I remember when I was 7, that is even before knowing about Star Wars, I (after one rather unpleasant moment in my life) was sitting in my room thinking about a lot of things. One of them was - what makes me a bad person? I had a lot of questions, some of them on the if killing will make me a bad person topic. What if I'll kill to protect my family? I know the one I killed could have had a family too, you know. And so on and so on... Yeah, in my childhood I thought about things that I don't think any sane kid would.
If someone is attacking your family and you kill that person to defend them ("A Jedi uses the Force for knowledge and defense...") is a very different situation than committing wanton murder so that you have the power over life and death. Rephrasing it doesn't change the underlying difference.
Luke loved his sister, but he didn't let LOVE lead to so much FEAR for losing her that he was filled with ANGER that lead to HATRED that lead to him murdering an unarmed and defenseless Vader in Palpy's throne room.
Yoda and Ben both encouraged Luke not to go to Cloud City because he wasn't ready, apparently either with enough skill or wisdom. But Luke left to save his friends (too afraid to lose them), not murder Vader.
In ROTJ when he goes off Yoda says his last trial is to FACE Vader.
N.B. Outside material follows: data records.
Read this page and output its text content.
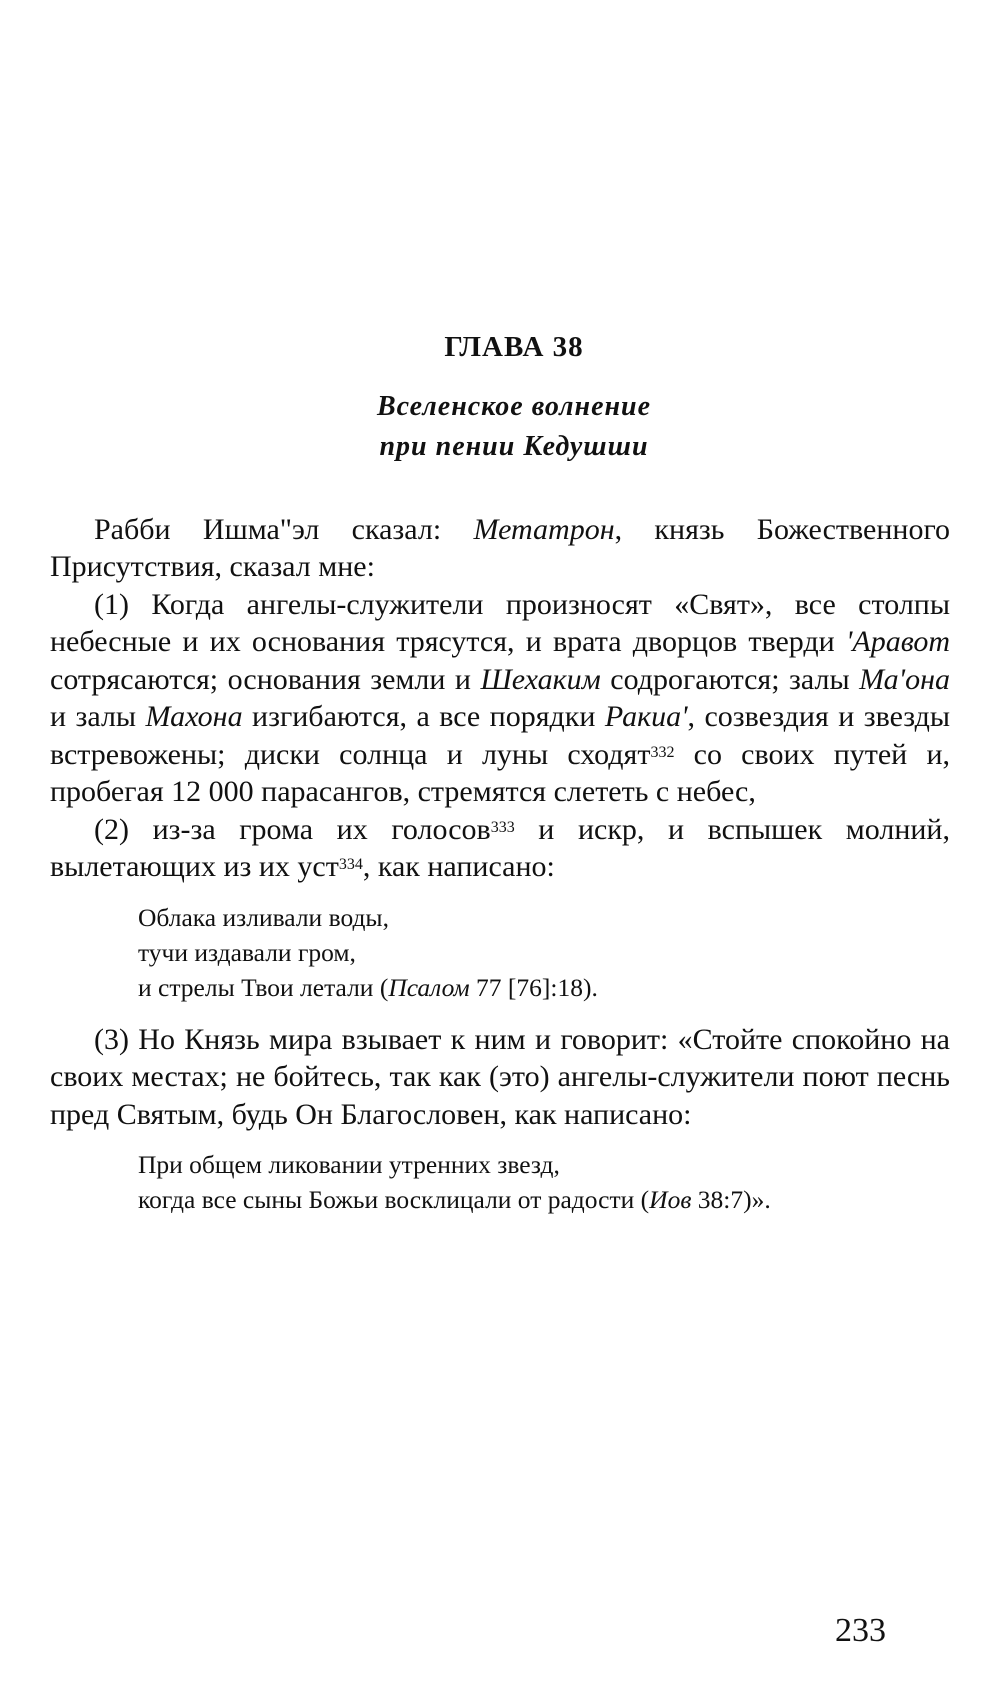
ГЛАВА 38
Вселенское волнение
при пении Кедушши

Рабби Ишма"эл сказал: Метатрон, князь Божественного Присутствия, сказал мне:

(1) Когда ангелы-служители произносят «Свят», все столпы небесные и их основания трясутся, и врата дворцов тверди 'Аравот сотрясаются; основания земли и Шехаким содрогаются; залы Ма'она и залы Махона изгибаются, а все порядки Ракиа', созвездия и звезды встревожены; диски солнца и луны сходят$^{332}$ со своих путей и, пробегая 12 000 парасангов, стремятся слететь с небес,

(2) из-за грома их голосов$^{333}$ и искр, и вспышек молний, вылетающих из их уст$^{334}$, как написано:

Облака изливали воды,
тучи издавали гром,
и стрелы Твои летали (Псалом 77 [76]:18).

(3) Но Князь мира взывает к ним и говорит: «Стойте спокойно на своих местах; не бойтесь, так как (это) ангелы-служители поют песнь пред Святым, будь Он Благословен, как написано:

При общем ликовании утренних звезд,
когда все сыны Божьи восклицали от радости (Иов 38:7)».
233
Not kill Vader, but FACE him. But Luke is a wiser Jedi than Ben, because he sees that Vader can be redeemed.
The only problem is, all that doesn't make Luke less a tool. The reason Yoda tried to encourage Luke NOT to rush off is because he wasn't ready to, well, kill Vader.
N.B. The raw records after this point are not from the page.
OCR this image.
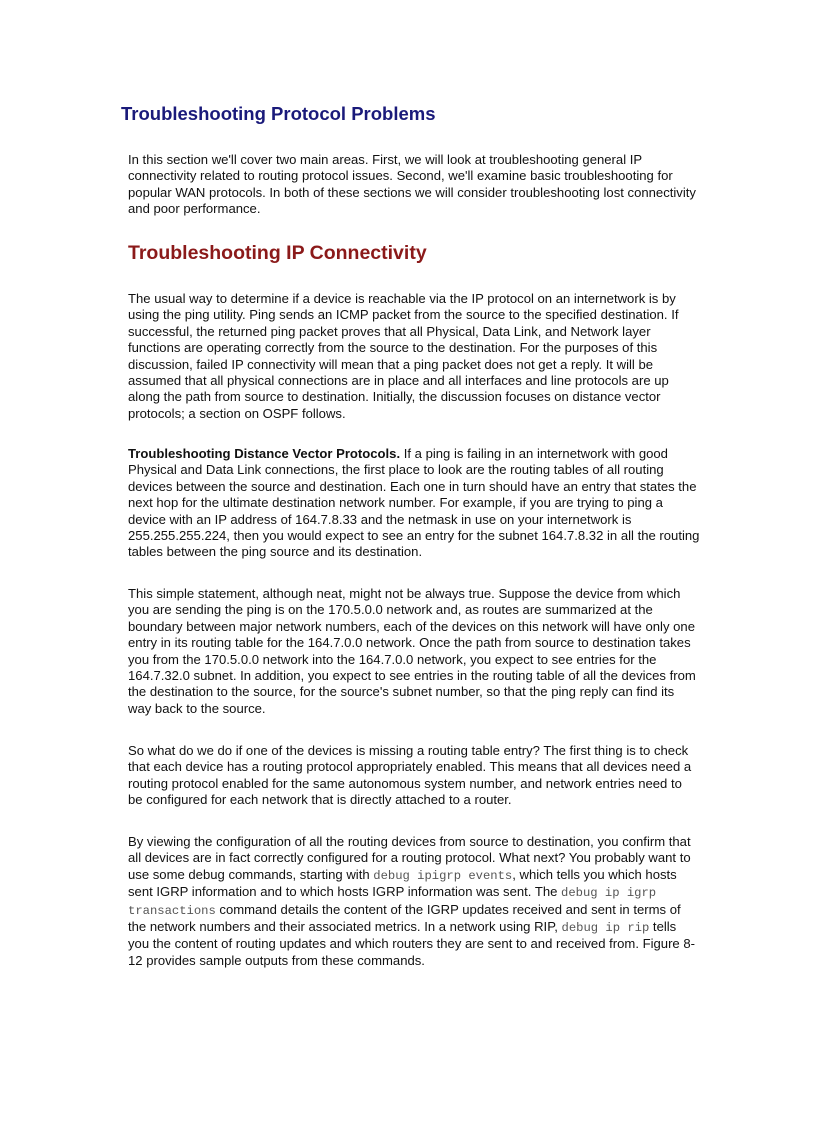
Troubleshooting Protocol Problems

In this section we'll cover two main areas. First, we will look at troubleshooting general IP
connectivity related to routing protocol issues. Second, we'll examine basic troubleshooting for
popular WAN protocols. In both of these sections we will consider troubleshooting lost connectivity
and poor performance.

Troubleshooting IP Connectivity

The usual way to determine if a device is reachable via the IP protocol on an internetwork is by
using the ping utility. Ping sends an ICMP packet from the source to the specified destination. If
successful, the returned ping packet proves that all Physical, Data Link, and Network layer
functions are operating correctly from the source to the destination. For the purposes of this
discussion, failed IP connectivity will mean that a ping packet does not get a reply. It will be
assumed that all physical connections are in place and all interfaces and line protocols are up
along the path from source to destination. Initially, the discussion focuses on distance vector
protocols; a section on OSPF follows.

Troubleshooting Distance Vector Protocols. If a ping is failing in an internetwork with good
Physical and Data Link connections, the first place to look are the routing tables of all routing
devices between the source and destination. Each one in turn should have an entry that states the
next hop for the ultimate destination network number. For example, if you are trying to ping a
device with an IP address of 164.7.8.33 and the netmask in use on your internetwork is
255.255.255.224, then you would expect to see an entry for the subnet 164.7.8.32 in all the routing
tables between the ping source and its destination.

This simple statement, although neat, might not be always true. Suppose the device from which
you are sending the ping is on the 170.5.0.0 network and, as routes are summarized at the
boundary between major network numbers, each of the devices on this network will have only one
entry in its routing table for the 164.7.0.0 network. Once the path from source to destination takes
you from the 170.5.0.0 network into the 164.7.0.0 network, you expect to see entries for the
164.7.32.0 subnet. In addition, you expect to see entries in the routing table of all the devices from
the destination to the source, for the source's subnet number, so that the ping reply can find its
way back to the source.

So what do we do if one of the devices is missing a routing table entry? The first thing is to check
that each device has a routing protocol appropriately enabled. This means that all devices need a
routing protocol enabled for the same autonomous system number, and network entries need to
be configured for each network that is directly attached to a router.

By viewing the configuration of all the routing devices from source to destination, you confirm that
all devices are in fact correctly configured for a routing protocol. What next? You probably want to
use some debug commands, starting with debug ipigrp events, which tells you which hosts
sent IGRP information and to which hosts IGRP information was sent. The debug ip igrp
transactions command details the content of the IGRP updates received and sent in terms of
the network numbers and their associated metrics. In a network using RIP, debug ip rip tells
you the content of routing updates and which routers they are sent to and received from. Figure 8-
12 provides sample outputs from these commands.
And, about lying, there are many ways to lie to a person. Obi-Wan could lie about Luke's father a lot of ways. But he specifically said that it is Darth Vader who killed Luke's father, placing the desire for revenge (not the Jediest way to do at all) which would actually help their goal - kill Vader.
Yoda's training of Luke, with it's Cave-test (where Luke fails by killing Vader) and constant talk about how violence isn't the answer ("Wars not make one great") ({Jedi use the Force} never for attack") doesn't seem to me like a training regime for a tool of vengeance. Counterproductive even to what you see as Yoda's goal, which is encourage Luke to murder Vader.
Jedi battle evil. Vader does evil. If a violent confrontation with Vader is a possible, even likely, result of Luke becoming a Jedi and fighting to restore peace and freedom to the galaxy (....) that still doesn't make him a "tool to kill Vader."
As ghosts at the end Ben and Yoda both seem pleased as peach that Luke managed to redeem Anakin. Not really in line if they'd spent the last two decades plotting his murder.